2.9. Hemolytic Assay
The hemolytic activity of filter sterilized NPs (IndAgNP1, IndAgNP2, AgNP1, and AgNP2) and peptide indolicidin were determined using fresh human erythrocytes from healthy donors. The blood was centrifuged, and the erythrocytes were washed three times with 0.9% NaCl. The NPS and peptide were applied to the suspension of the erythrocyte (5% [vol/vol]), at the concentrations used for the MTT and for the volume of 100μL. The samples were incubated with agitation at 37 °C for 60 min. The release of hemoglobin was monitored by measuring the absorbance (Abs) of the supernatant at 540 nm. The percentage of hemolysis was calculated using the equation % hemolysis = [(Abssample − Absblank)/(Abstotal lysis − Absblank)] × 100. The control for zero hemolysis (blank) consisted of erythrocytes suspended in the presence 1 × PBS, while the positive control (0.1% Triton) showed a 100% hemolytic effect. For a good statistical analysis and reproducibility the experiments were performed in triplicate. Results are integrated with standard deviations.
4. Conclusions
Nowadays, the growing threat of microbial resistance against traditional antibiotics in oral disease has prompted the mandatory development of alternative therapies, especially against bacterial strains showing resistance to one or more antibiotics [
60,
61]. In this article, silver NPs (AgNPs) were successfully prepared using hydrazine and were further modified by a coating of indolicidin, a well-known AMP.
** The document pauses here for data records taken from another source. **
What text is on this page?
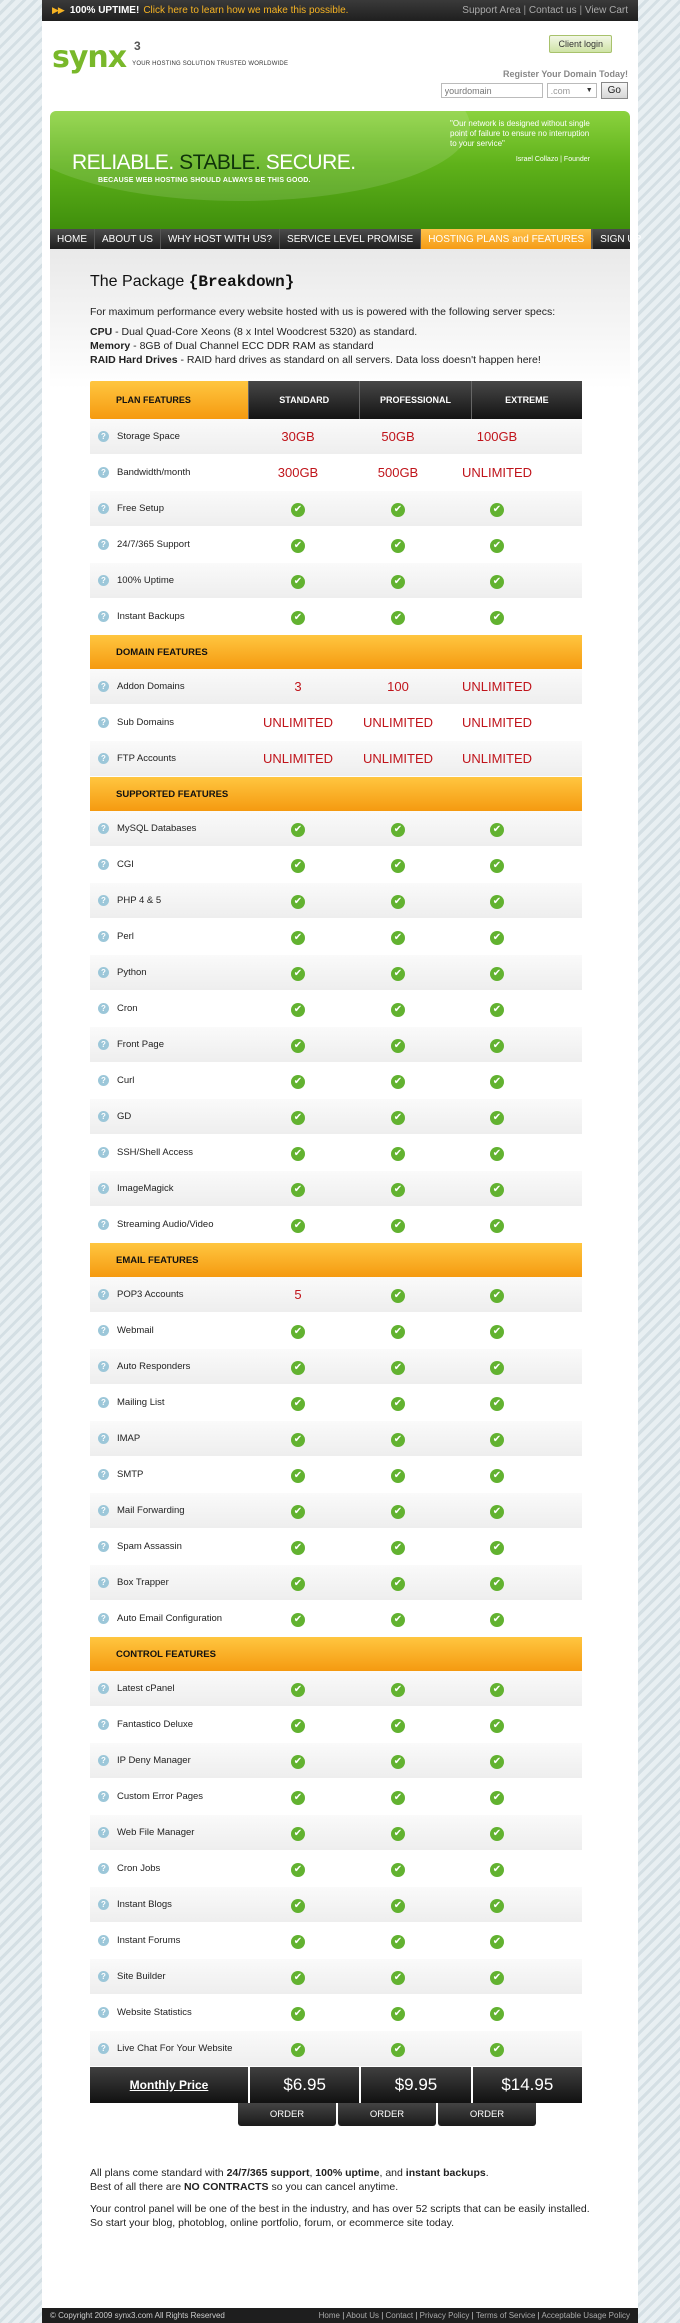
▶▶ 100% UPTIME! Click here to learn how we make this possible.	Support Area | Contact us | View Cart
synx 3
YOUR HOSTING SOLUTION TRUSTED WORLDWIDE
Client login
Register Your Domain Today!
yourdomain
.com ▼	Go
RELIABLE. STABLE. SECURE.
BECAUSE WEB HOSTING SHOULD ALWAYS BE THIS GOOD.
"Our network is designed without single point of failure to ensure no interruption to your service"
Israel Collazo | Founder
HOME	ABOUT US	WHY HOST WITH US?	SERVICE LEVEL PROMISE	HOSTING PLANS and FEATURES	SIGN UP
The Package {Breakdown}

For maximum performance every website hosted with us is powered with the following server specs:

CPU - Dual Quad-Core Xeons (8 x Intel Woodcrest 5320) as standard.

Memory - 8GB of Dual Channel ECC DDR RAM as standard

RAID Hard Drives - RAID hard drives as standard on all servers. Data loss doesn't happen here!

PLAN FEATURES	STANDARD	PROFESSIONAL	EXTREME
?	Storage Space	30GB	50GB	100GB
?	Bandwidth/month	300GB	500GB	UNLIMITED
?	Free Setup	✔	✔	✔
?	24/7/365 Support	✔	✔	✔
?	100% Uptime	✔	✔	✔
?	Instant Backups	✔	✔	✔
DOMAIN FEATURES
?	Addon Domains	3	100	UNLIMITED
?	Sub Domains	UNLIMITED	UNLIMITED	UNLIMITED
?	FTP Accounts	UNLIMITED	UNLIMITED	UNLIMITED
SUPPORTED FEATURES
?	MySQL Databases	✔	✔	✔
?	CGI	✔	✔	✔
?	PHP 4 & 5	✔	✔	✔
?	Perl	✔	✔	✔
?	Python	✔	✔	✔
?	Cron	✔	✔	✔
?	Front Page	✔	✔	✔
?	Curl	✔	✔	✔
?	GD	✔	✔	✔
?	SSH/Shell Access	✔	✔	✔
?	ImageMagick	✔	✔	✔
?	Streaming Audio/Video	✔	✔	✔
EMAIL FEATURES
?	POP3 Accounts	5	✔	✔
?	Webmail	✔	✔	✔
?	Auto Responders	✔	✔	✔
?	Mailing List	✔	✔	✔
?	IMAP	✔	✔	✔
?	SMTP	✔	✔	✔
?	Mail Forwarding	✔	✔	✔
?	Spam Assassin	✔	✔	✔
?	Box Trapper	✔	✔	✔
?	Auto Email Configuration	✔	✔	✔
CONTROL FEATURES
?	Latest cPanel	✔	✔	✔
?	Fantastico Deluxe	✔	✔	✔
?	IP Deny Manager	✔	✔	✔
?	Custom Error Pages	✔	✔	✔
?	Web File Manager	✔	✔	✔
?	Cron Jobs	✔	✔	✔
?	Instant Blogs	✔	✔	✔
?	Instant Forums	✔	✔	✔
?	Site Builder	✔	✔	✔
?	Website Statistics	✔	✔	✔
?	Live Chat For Your Website	✔	✔	✔
Monthly Price	$6.95	$9.95	$14.95
ORDER	ORDER	ORDER

All plans come standard with 24/7/365 support, 100% uptime, and instant backups.
Best of all there are NO CONTRACTS so you can cancel anytime.

Your control panel will be one of the best in the industry, and has over 52 scripts that can be easily installed. So start your blog, photoblog, online portfolio, forum, or ecommerce site today.

© Copyright 2009 synx3.com All Rights Reserved	Home | About Us | Contact | Privacy Policy | Terms of Service | Acceptable Usage Policy
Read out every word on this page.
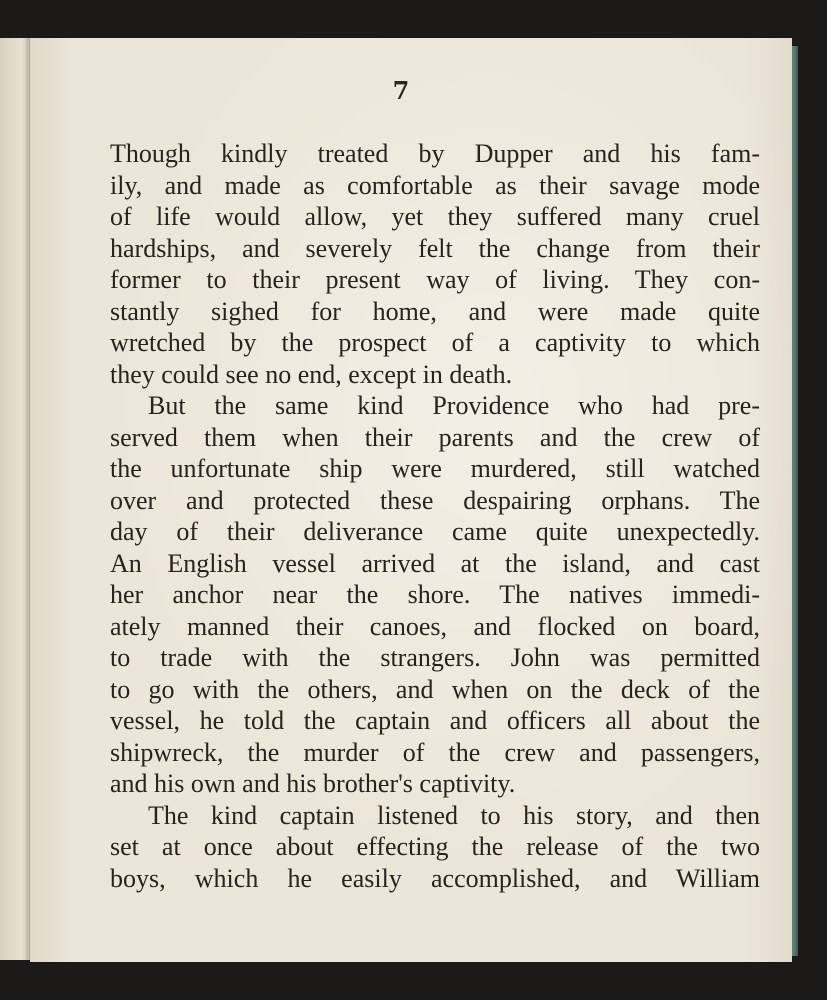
7
Though kindly treated by Dupper and his fam-
ily, and made as comfortable as their savage mode
of life would allow, yet they suffered many cruel
hardships, and severely felt the change from their
former to their present way of living. They con-
stantly sighed for home, and were made quite
wretched by the prospect of a captivity to which
they could see no end, except in death.
But the same kind Providence who had pre-
served them when their parents and the crew of
the unfortunate ship were murdered, still watched
over and protected these despairing orphans. The
day of their deliverance came quite unexpectedly.
An English vessel arrived at the island, and cast
her anchor near the shore. The natives immedi-
ately manned their canoes, and flocked on board,
to trade with the strangers. John was permitted
to go with the others, and when on the deck of the
vessel, he told the captain and officers all about the
shipwreck, the murder of the crew and passengers,
and his own and his brother's captivity.
The kind captain listened to his story, and then
set at once about effecting the release of the two
boys, which he easily accomplished, and William
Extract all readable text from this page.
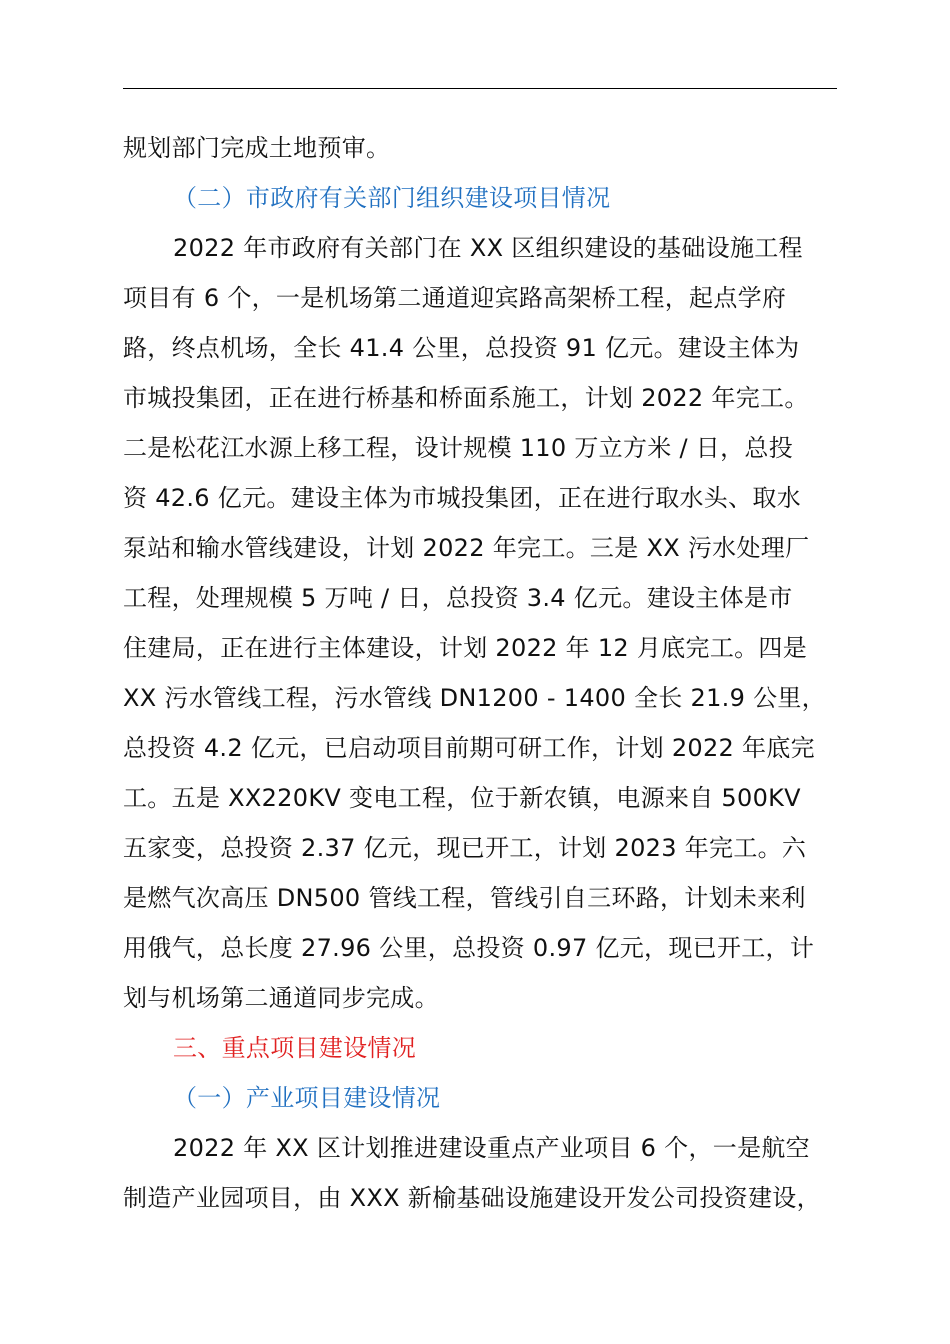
规划部门完成土地预审。
（二）市政府有关部门组织建设项目情况
2022 年市政府有关部门在 XX 区组织建设的基础设施工程
项目有 6 个，一是机场第二通道迎宾路高架桥工程，起点学府
路，终点机场，全长 41.4 公里，总投资 91 亿元。建设主体为
市城投集团，正在进行桥基和桥面系施工，计划 2022 年完工。
二是松花江水源上移工程，设计规模 110 万立方米 / 日，总投
资 42.6 亿元。建设主体为市城投集团，正在进行取水头、取水
泵站和输水管线建设，计划 2022 年完工。三是 XX 污水处理厂
工程，处理规模 5 万吨 / 日，总投资 3.4 亿元。建设主体是市
住建局，正在进行主体建设，计划 2022 年 12 月底完工。四是
XX 污水管线工程，污水管线 DN1200 - 1400 全长 21.9 公里，
总投资 4.2 亿元，已启动项目前期可研工作，计划 2022 年底完
工。五是 XX220KV 变电工程，位于新农镇，电源来自 500KV
五家变，总投资 2.37 亿元，现已开工，计划 2023 年完工。六
是燃气次高压 DN500 管线工程，管线引自三环路，计划未来利
用俄气，总长度 27.96 公里，总投资 0.97 亿元，现已开工，计
划与机场第二通道同步完成。
三、重点项目建设情况
（一）产业项目建设情况
2022 年 XX 区计划推进建设重点产业项目 6 个，一是航空
制造产业园项目，由 XXX 新榆基础设施建设开发公司投资建设，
The prepared AgNPs possessed good, dose-dependent in vitro antimicrobial activity against Gram-positive and Gram-negative bacteria. The better results were achieved with indolicin-coated AgNps, regardless having used either 10 or 150 µL for nanoparticles production. Notwithstanding the moderate antibacterial increase obtained with the coated NPs versus the naked ones, the importance of our results resides in the fact that the amount of indolicidin attached to the NPs was in a range well below the reported concentrations normally used for achieving antibacterial activity. Therefore, the major interest in attaching low concentration AMPs on AgNPs is to reduce the overall toxicity shown by both the naked AgNPs and indolicidin on their own.
The bactericidal effect of silver NPs may be translated into important therapeutic and clinical opportunities in the future, principally in view of the dearth of new antibiotics against the emerging antimicrobial resistant microorganisms, in particular against Gram-negative bacteria.